Michał Wiśniewski został bohaterem najnowszego materiału na "Kanale Zero". Głównym tematem godzinnego dokumentu Mariusza Zielke był nieprawomocny wyrok 1 roku i 6 miesięcy pozbawienia wolności, który sąd pierwszej instancji wydał na Wiśnię w październiku ubiegłego roku.
To pokłosie zaciągnięcia pożyczki opiewającej na kwotę 2,8 miliona złotych w SKOK w Wołomin. 51-latek miał wykorzystać w tym celu nieprawdziwe dane o swoich dochodach. Sprawa wkrótce zostanie rozstrzygnięta w drugiej instancji, a Wiśnia wciąż zawzięcie zapewnia o swojej niewinności, nie tylko przed sądem, ale również przed opinią publiczną.

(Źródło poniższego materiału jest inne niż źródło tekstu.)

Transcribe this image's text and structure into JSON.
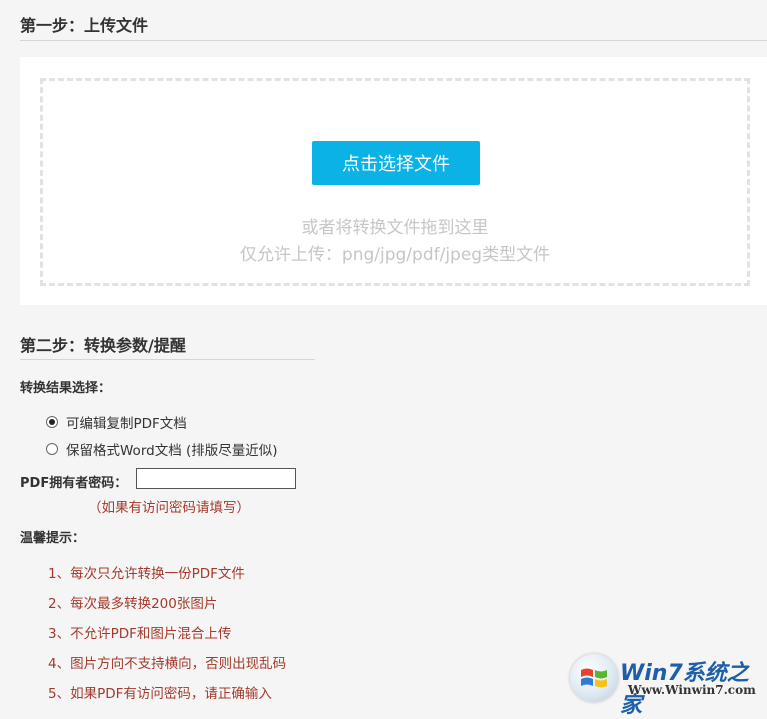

Michał Wiśniewski zabrał głos po materiale Krzysztofa Stanowskiego
Po materiale "MICHAŁ WIŚNIEWSKI: OSZUST CZY OFIARA?", który pojawił się na "Kanale Zero", głos postanowił zabrać sam zainteresowany. Michał Wiśniewski przemówił do swoich fanów w relacji na Instagramie, gdzie podkreślił, że choć szanuje wyrok sądu, to wspomniany dokument jest dopiero początkiem walki o swoje dobre imię.

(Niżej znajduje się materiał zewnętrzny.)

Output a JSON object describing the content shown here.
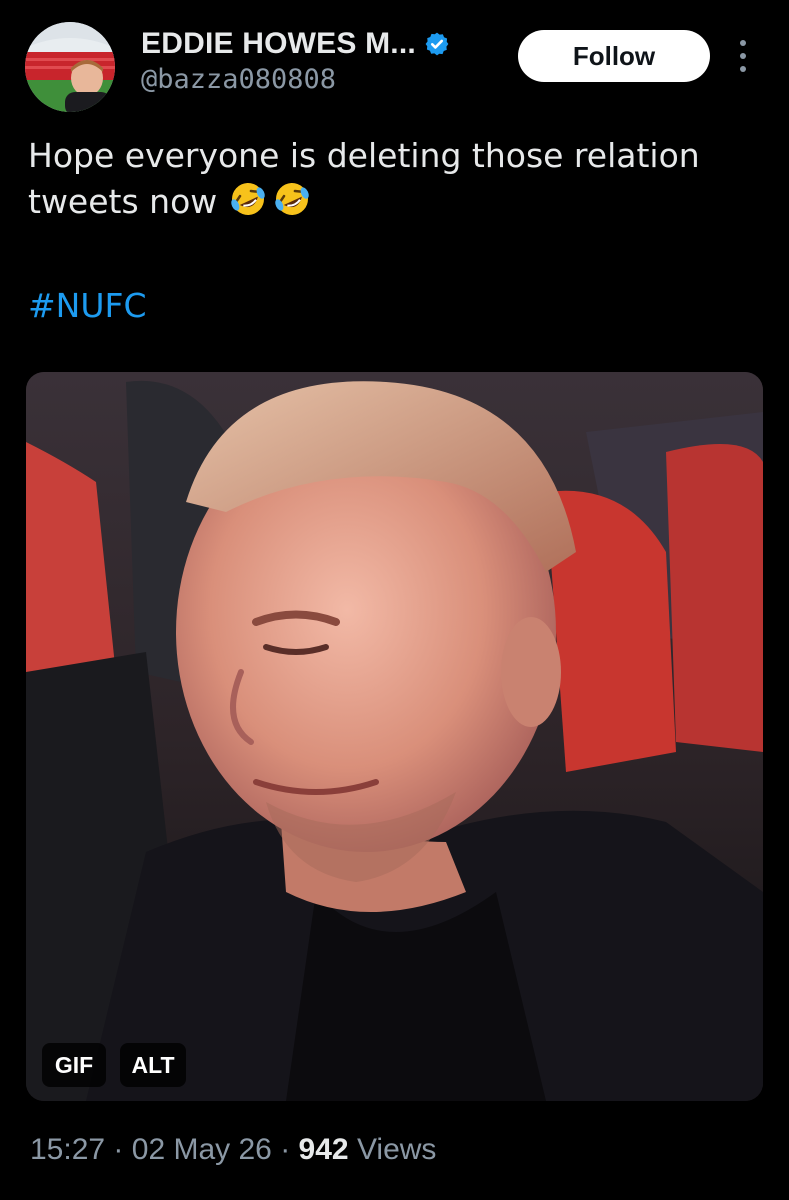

Dobry wieczór, długo czekałem na ten moment, żeby w końcu się odezwać i jak zdążyliście zauważyć - odezwałem się. To bardzo trudny moment, bo to jest dopiero początek walki i oczywiście nie walki z sądem, bo wyroki trzeba szanować i tak też będzie, ale wielkie podziękowania dla Mariusza Zielke, który w ogóle zdecydował się ten materiał zrobić.

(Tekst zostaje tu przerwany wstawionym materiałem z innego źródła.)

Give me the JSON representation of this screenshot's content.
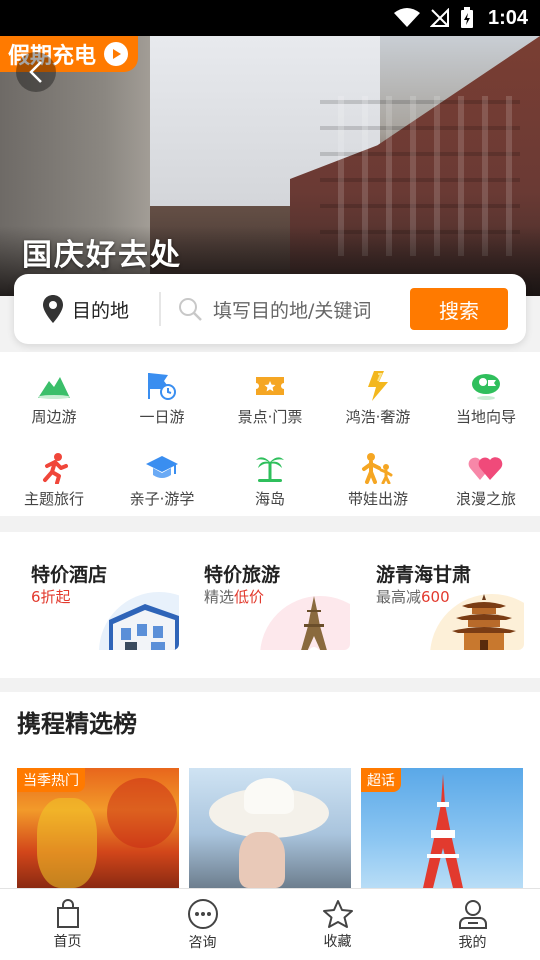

Z drugiej strony, chciałbym wam powiedzieć, że postaram się, bo słyszę te wątpliwości, oczywiście nie mówię o wątpliwościach hejterów, którzy i tak już dawno mnie skazali i wizualizują moją przyszłość, ale jeżeli są jakieś pytania, na które mogę odpowiedzieć w tym czasie, to oczywiście odpowiem na nie w poniedziałek w "Kanale Zero" — wyznał Wiśniewski, ciesząc się jednocześnie z zaufania fanów, którzy tłumnie kupili bilety na jego niedzielny koncert w Lublinie.
Czekacie na ciąg dalszy tej historii?